4.2. Embedded Sensors

Many fashionable wearables use conventional sensors to gather data. These sensors can measure data types ranging from proximity to smell. The data is fed as input to the microprocessor chip to compute and perform.

Outputs can stimulate any of the five senses of the wearer or the audience. The options are endless and vary with the requirement (Table 3).

Table 3. Outputs to address specific senses

5. Materials

The use of enhanced materials in conjunction with current research in biotechnologies, nanotechnology and digital technologies lead to marriage of essential function and aesthetic design. Technically enhanced textiles are the enablers for innovative in the field of fashionable technology. An electronic textile is the one that can incorporate capabilities like sensing (biometric or environmental), communication (wireless), and power transmission essential for functionality.

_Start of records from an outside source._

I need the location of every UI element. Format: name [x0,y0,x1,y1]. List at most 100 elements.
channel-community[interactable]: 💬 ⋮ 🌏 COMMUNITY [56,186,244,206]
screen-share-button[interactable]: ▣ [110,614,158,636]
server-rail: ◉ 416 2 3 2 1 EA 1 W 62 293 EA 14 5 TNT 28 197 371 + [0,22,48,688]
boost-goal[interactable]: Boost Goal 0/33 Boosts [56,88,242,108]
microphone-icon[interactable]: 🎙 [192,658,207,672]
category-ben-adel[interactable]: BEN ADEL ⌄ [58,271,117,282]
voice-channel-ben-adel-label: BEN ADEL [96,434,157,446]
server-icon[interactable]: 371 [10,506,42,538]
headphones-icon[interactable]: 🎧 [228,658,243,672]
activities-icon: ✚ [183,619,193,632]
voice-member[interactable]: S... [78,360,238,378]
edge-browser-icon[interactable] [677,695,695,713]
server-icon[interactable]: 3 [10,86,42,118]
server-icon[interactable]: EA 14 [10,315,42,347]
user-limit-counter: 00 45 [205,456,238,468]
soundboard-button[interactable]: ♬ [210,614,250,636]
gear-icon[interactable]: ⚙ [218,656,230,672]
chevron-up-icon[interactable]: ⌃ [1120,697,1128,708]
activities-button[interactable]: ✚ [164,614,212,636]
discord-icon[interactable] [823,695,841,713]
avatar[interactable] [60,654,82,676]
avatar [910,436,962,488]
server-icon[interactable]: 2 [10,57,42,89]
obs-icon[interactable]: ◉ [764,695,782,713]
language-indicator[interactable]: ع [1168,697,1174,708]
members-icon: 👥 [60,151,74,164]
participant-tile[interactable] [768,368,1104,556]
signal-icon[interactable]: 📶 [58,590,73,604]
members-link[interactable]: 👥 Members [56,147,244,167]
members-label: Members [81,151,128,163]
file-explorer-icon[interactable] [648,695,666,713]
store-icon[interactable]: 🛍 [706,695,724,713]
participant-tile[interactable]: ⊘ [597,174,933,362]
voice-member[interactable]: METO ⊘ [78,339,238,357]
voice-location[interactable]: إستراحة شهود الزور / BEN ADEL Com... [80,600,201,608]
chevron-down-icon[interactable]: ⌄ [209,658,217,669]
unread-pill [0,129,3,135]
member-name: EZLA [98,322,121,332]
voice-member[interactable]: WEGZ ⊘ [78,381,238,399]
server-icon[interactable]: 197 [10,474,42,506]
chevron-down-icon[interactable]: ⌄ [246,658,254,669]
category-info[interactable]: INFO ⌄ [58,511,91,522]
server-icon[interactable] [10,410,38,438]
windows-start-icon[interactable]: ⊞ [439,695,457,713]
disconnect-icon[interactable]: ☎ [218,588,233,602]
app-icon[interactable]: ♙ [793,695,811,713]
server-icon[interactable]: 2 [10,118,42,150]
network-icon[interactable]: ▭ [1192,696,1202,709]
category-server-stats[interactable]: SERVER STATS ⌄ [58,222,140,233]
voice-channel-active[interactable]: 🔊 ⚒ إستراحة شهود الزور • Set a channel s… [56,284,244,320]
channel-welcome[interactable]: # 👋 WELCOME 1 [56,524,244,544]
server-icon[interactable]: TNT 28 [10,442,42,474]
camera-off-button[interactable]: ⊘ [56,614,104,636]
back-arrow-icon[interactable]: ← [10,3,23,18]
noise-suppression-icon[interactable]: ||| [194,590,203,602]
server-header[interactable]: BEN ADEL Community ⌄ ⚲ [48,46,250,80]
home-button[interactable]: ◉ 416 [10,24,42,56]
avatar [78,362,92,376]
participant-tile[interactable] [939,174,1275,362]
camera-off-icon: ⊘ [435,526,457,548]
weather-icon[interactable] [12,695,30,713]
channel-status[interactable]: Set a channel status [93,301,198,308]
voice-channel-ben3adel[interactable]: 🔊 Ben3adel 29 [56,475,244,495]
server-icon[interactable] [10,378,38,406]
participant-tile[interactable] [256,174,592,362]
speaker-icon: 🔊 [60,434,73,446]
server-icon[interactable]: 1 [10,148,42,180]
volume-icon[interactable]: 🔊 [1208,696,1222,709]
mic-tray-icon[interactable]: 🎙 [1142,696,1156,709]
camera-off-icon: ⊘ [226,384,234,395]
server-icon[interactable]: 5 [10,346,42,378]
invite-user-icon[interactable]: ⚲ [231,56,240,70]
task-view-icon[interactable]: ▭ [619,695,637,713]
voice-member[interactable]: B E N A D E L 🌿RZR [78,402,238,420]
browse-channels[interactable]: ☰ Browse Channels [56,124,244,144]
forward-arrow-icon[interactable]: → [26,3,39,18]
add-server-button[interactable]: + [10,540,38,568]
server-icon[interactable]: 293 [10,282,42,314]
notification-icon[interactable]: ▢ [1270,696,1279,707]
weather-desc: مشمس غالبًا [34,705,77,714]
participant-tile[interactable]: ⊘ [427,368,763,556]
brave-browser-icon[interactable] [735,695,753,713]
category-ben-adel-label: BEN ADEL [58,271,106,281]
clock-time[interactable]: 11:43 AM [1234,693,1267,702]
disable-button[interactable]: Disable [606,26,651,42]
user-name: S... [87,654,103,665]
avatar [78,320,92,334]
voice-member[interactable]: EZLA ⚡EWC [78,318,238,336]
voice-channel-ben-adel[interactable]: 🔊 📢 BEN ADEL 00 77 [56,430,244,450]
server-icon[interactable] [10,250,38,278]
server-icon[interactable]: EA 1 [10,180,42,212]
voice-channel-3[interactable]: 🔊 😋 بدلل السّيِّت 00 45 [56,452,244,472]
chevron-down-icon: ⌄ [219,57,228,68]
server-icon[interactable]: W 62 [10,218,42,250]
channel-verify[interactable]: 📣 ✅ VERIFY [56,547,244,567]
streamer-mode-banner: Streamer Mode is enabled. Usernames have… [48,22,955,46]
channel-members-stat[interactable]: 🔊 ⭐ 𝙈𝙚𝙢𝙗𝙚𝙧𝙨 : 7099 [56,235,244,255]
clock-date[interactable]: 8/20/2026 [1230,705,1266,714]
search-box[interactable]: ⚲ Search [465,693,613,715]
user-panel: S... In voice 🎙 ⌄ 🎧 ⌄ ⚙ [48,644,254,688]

The processing of data through microprocessors on the body requires energy that is primarily constituted by batteries. However it cannot be denied that battery life’s limited and therefore developers and designers look for alternative sources of energy that allows computation reliably.

An interesting alternative energy source for intelligent clothing is devised as the human body itself, which generates power through human body kinetics or fluctuations in body temperature (Fry, 2009).

Figure 7. Source Fashion Book, 2000

5.1. Garment Construction

While design wearable tech fashion, factors like comfort, durability and aesthetics are very essential. Thus designers have to have the comprehensive understanding of the user, purpose, application and the right price. Engineering of the fashionable wearable is influential of many considerations for construction (Table 4).

Table 4. Design construction for fashionable wearables

Garment interfaces: Interaction of the wearer with conductive metal-based buttons, hooks and zippers have become intuitive and can be modified into switches to open or close the electronic circuit.

Figure 8. Heartbeat sensor integrated color changing dress

6. Conclusions

Techno Fashion when seen through the prism of the current zeitgeist, it is not wrong to characterize it as apocalyptical. The current society is very much outlined as being problem-ridden and thus demands solutions to its myriads of contemporary issues. Techno Fashion is seen as optimal platform for implementing much-needed solutions. In this respect, wearable tech is viewed as enrtrance of mankind into its next evolutionary stage called posthumanism. It is the merger of technology and the human body that creates a positive apocalypticism. Techno Fashion’s problem-solving capabilities give rise to a hope for a better tomorrow. This hope in itself is one of the solutions for today’s problem-oriented society (Barthes, 2005).

Regardless of how radical the revolution will be within both humanity and technology, optimism can be drawn from Antoine Lavoisier, the father of modern chemistry who has said: Rien ne se perd, rien ne se crée, tout se transforme. (Nothing is lost, nothing is gained, everything merely transforms) (Florea, 2012).